I haven't done this kind of math in nearly a decade, so I haven't been able to figure it out.
On
Find the derivative:
$$\frac{x}{2}+\frac{2yy'}{9}=0 \qquad \qquad(1)$$
You know that at some point on the ellipse $(x_1,y_1)$ the slope of the tangent is $y_1'=\tan 45^o = 1$
If you replace $x_1,y_1$ and $y_1'$ into the equation of ellipse and (1), you get the followwing system of two equations and two variables:
$$\frac{x_1^2}{4}+\frac{y_1^2}{9}=1 $$
$$\frac{x_1}{2}+\frac{2y_1}{9}=0$$
You can easily solve this system by eliminating one variable from the second equation and replacing it into the first. You'll get a quadratic equation with two solutions. Just pick the one from the second quadrant $(x_1\lt0)$
On
The ellipse has the parametric equation $x=2\cos t, y=3\sin t$ (with $t\in[0,2\pi])$. The tangent vector at $t$ is $(-2\sin t,3\cos t)$. It makes an angle $45^\circ$ with the horizontal if $-2\sin t=3\cos t$, that is $\tan t=-\frac{3}{2}$. Given that you want the point to the in the upper left quadrant, that means $t=\pi-\arctan\frac32$. Then the point on the ellipse has coordinates
$$x=2\cos(\pi-\arctan\frac32)=-2\cos\arctan\frac32$$ $$y=3\sin(\pi-\arctan\frac32)=3\sin\arctan\frac32$$
Let $\alpha=\arctan\frac32\in]0,\pi/2[$ (so that $\cos\alpha$ and $\sin\alpha$ are both positive). From $\cos^2\alpha+\sin^2\alpha=1$, you get $1+\tan^2\alpha=\dfrac1{\cos^2\alpha}$ then
$$\cos\alpha=\frac{1}{\sqrt{1+\tan^2\alpha}}=\frac{2}{\sqrt{13}}$$ $$\sin\alpha=\tan\alpha\cos\alpha=\frac{3}{\sqrt{13}}$$
Hence $x=-\dfrac{4}{\sqrt{13}}$ and $y=\dfrac{9}{\sqrt{13}}$.

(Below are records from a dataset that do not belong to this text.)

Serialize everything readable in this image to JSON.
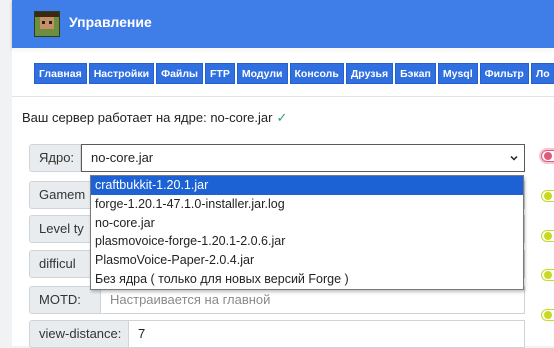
{
  "header": {
    "title": "Управление",
    "logo_icon": "minecraft-avatar-icon",
    "color": "#3f7ee8"
  },
  "tabs": [
    {
      "label": "Главная"
    },
    {
      "label": "Настройки"
    },
    {
      "label": "Файлы"
    },
    {
      "label": "FTP"
    },
    {
      "label": "Модули"
    },
    {
      "label": "Консоль"
    },
    {
      "label": "Друзья"
    },
    {
      "label": "Бэкап"
    },
    {
      "label": "Mysql"
    },
    {
      "label": "Фильтр"
    },
    {
      "label": "Ло"
    }
  ],
  "status": {
    "text": "Ваш сервер работает на ядре: no-core.jar",
    "icon": "check-icon"
  },
  "form": {
    "core": {
      "label": "Ядро:",
      "value": "no-core.jar"
    },
    "gamemode": {
      "label": "Gamem"
    },
    "level_type": {
      "label": "Level ty"
    },
    "difficulty": {
      "label": "difficul"
    },
    "motd": {
      "label": "MOTD:",
      "placeholder": "Настраивается на главной"
    },
    "view_distance": {
      "label": "view-distance:",
      "value": "7"
    }
  },
  "dropdown": {
    "options": [
      {
        "label": "craftbukkit-1.20.1.jar",
        "selected": true
      },
      {
        "label": "forge-1.20.1-47.1.0-installer.jar.log"
      },
      {
        "label": "no-core.jar"
      },
      {
        "label": "plasmovoice-forge-1.20.1-2.0.6.jar"
      },
      {
        "label": "PlasmoVoice-Paper-2.0.4.jar"
      },
      {
        "label": "Без ядра ( только для новых версий Forge )"
      }
    ]
  },
  "colors": {
    "tab": "#2f6fe0",
    "selected_option": "#1d62d4",
    "toggle_accent": "#c9d820",
    "toggle_focus": "#e05b7a"
  }
}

A way to do this without derivative:
Let the tangent line be $y=x+c$. Substitute into equation of the ellipse: $$\frac{x^2}{4}+\frac{(x+c)^2}{9}=1$$ $$\implies13x^2+8cx+(4c^2-36)=0\tag{*}$$
Since the tangent touches the ellipse (at exactly one point), the discriminant of $(*)$ has to be zero: $$\Delta=-144(c^2-13)=0\implies c^2=13\implies c=\pm\sqrt{13}.$$ $c=\sqrt{13}$ is obvious.
Back to $(*)$, $13x^2+8\sqrt{13}x+(4\sqrt{13}^2-36)=0\implies x=\dfrac{-4}{\sqrt{13}}$, a repeated root.